Esistono numerose ricette per preparare questo prodotto incredibile.

Zuppa cremosa al tartufo:

  • filetto di tacchino – 120 g;
  • acqua – 240 ml;
  • cipolle – 32 g;
  • sedano rapa – 80 g;
  • pepe nero macinato e sale – a piacere;
  • burro – 20 g;
  • panna – 60 ml;
  • tartufi – 16 g;
  • panino – 28 g;
  • olio d'oliva – 4 ml.
zuppa al tartufo
zuppa al tartufo

Lessate il petto di tacchino in acqua salata, fatelo raffreddare e tagliatelo a cubetti. Tritate finemente la cipolla e il sedano e fateli rosolare nel burro per 20 minuti. Unite gli ingredienti saltati al brodo di tacchino e al panino e fate sobbollire per 15 minuti. Aggiungete la carne e frullate. Aggiungete la panna e portate a ebollizione. Quindi unite i tartufi tritati. Condite con un filo d'olio d'oliva prima di servire.

Pasta al tartufo:

  • pasta – 150 g;
  • burro – 25 g;
  • panna – 100 ml;
  • Parmigiano – 100 g;
  • tartufi – 20 g;
  • sale e pepe nero macinato – a piacere.
Pasta al tartufo
Pasta al tartufo

Lessate la pasta e grattugiate il Parmigiano Reggiano. Sciogliete il burro e versate la panna, aggiungendo metà del Parmigiano Reggiano. Mescolate il tutto e fate sobbollire per 5 minuti, aggiustando di sale e pepe. Condite la pasta con il sugo, spolverizzate con il Parmigiano Reggiano e guarnite con tartufi a lamelle. Servite subito.

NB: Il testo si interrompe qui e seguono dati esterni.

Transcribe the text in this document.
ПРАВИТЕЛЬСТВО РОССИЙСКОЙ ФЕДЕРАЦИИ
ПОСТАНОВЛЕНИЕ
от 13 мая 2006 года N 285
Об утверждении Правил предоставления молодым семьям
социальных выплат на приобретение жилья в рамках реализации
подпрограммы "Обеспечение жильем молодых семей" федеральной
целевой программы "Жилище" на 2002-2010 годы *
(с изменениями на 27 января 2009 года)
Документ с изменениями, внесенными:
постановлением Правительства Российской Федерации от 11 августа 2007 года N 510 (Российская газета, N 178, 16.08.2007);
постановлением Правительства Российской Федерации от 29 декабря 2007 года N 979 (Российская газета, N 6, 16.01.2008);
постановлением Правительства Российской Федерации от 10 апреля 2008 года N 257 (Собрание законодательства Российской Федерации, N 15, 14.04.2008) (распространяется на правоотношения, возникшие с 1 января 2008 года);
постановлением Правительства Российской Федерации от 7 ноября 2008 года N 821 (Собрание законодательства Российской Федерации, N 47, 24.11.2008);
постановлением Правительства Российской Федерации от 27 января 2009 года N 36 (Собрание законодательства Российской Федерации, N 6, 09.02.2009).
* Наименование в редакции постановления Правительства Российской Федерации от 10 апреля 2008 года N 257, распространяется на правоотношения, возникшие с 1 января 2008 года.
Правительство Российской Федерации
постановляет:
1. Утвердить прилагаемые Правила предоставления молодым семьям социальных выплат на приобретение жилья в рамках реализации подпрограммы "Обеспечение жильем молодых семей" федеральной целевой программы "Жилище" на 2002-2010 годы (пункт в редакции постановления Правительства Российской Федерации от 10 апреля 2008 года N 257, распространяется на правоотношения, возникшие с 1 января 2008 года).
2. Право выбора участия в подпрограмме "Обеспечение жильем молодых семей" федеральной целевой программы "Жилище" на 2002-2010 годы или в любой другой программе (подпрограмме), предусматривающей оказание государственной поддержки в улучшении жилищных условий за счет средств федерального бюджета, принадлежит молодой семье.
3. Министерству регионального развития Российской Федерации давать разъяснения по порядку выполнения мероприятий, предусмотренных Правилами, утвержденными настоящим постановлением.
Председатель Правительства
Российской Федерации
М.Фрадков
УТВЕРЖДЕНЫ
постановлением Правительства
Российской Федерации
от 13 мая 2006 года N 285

Risposte alle domande più frequenti

È possibile coltivare tartufi in casa?
Molti imprenditori coltivano funghi in casa. Il metodo austriaco è considerato il più diffuso e accessibile.
È vero che i professionisti raccolgono questi funghi di notte?
Questa teoria si basa sull'idea che gli odori siano più intensi di notte, rendendo più facile individuare un tartufo profumato. Tuttavia, si tratta più probabilmente di una superstizione nata dalla segretezza che circonda la raccolta dei tartufi.
Come conservare i tartufi?
I funghi freschi vanno conservati asciutti, in un luogo fresco e buio, e chiusi ermeticamente in un contenitore ermetico. Possono anche essere marinati in olio d'oliva.

Esistono molte varietà di funghi insoliti e costosi, ma è importante sapere quali sono sicuri da mangiare. I tartufi sono senza dubbio una prelibatezza e tutti dovrebbero provare questo prodotto sotterraneo, coltivato e raccolto con tanta cura.

Tartufo
Commenti all'articolo: 1
  1. Vladimir

    Vorrei saperne di più sulla raccolta dei tartufi nella regione di Leningrado.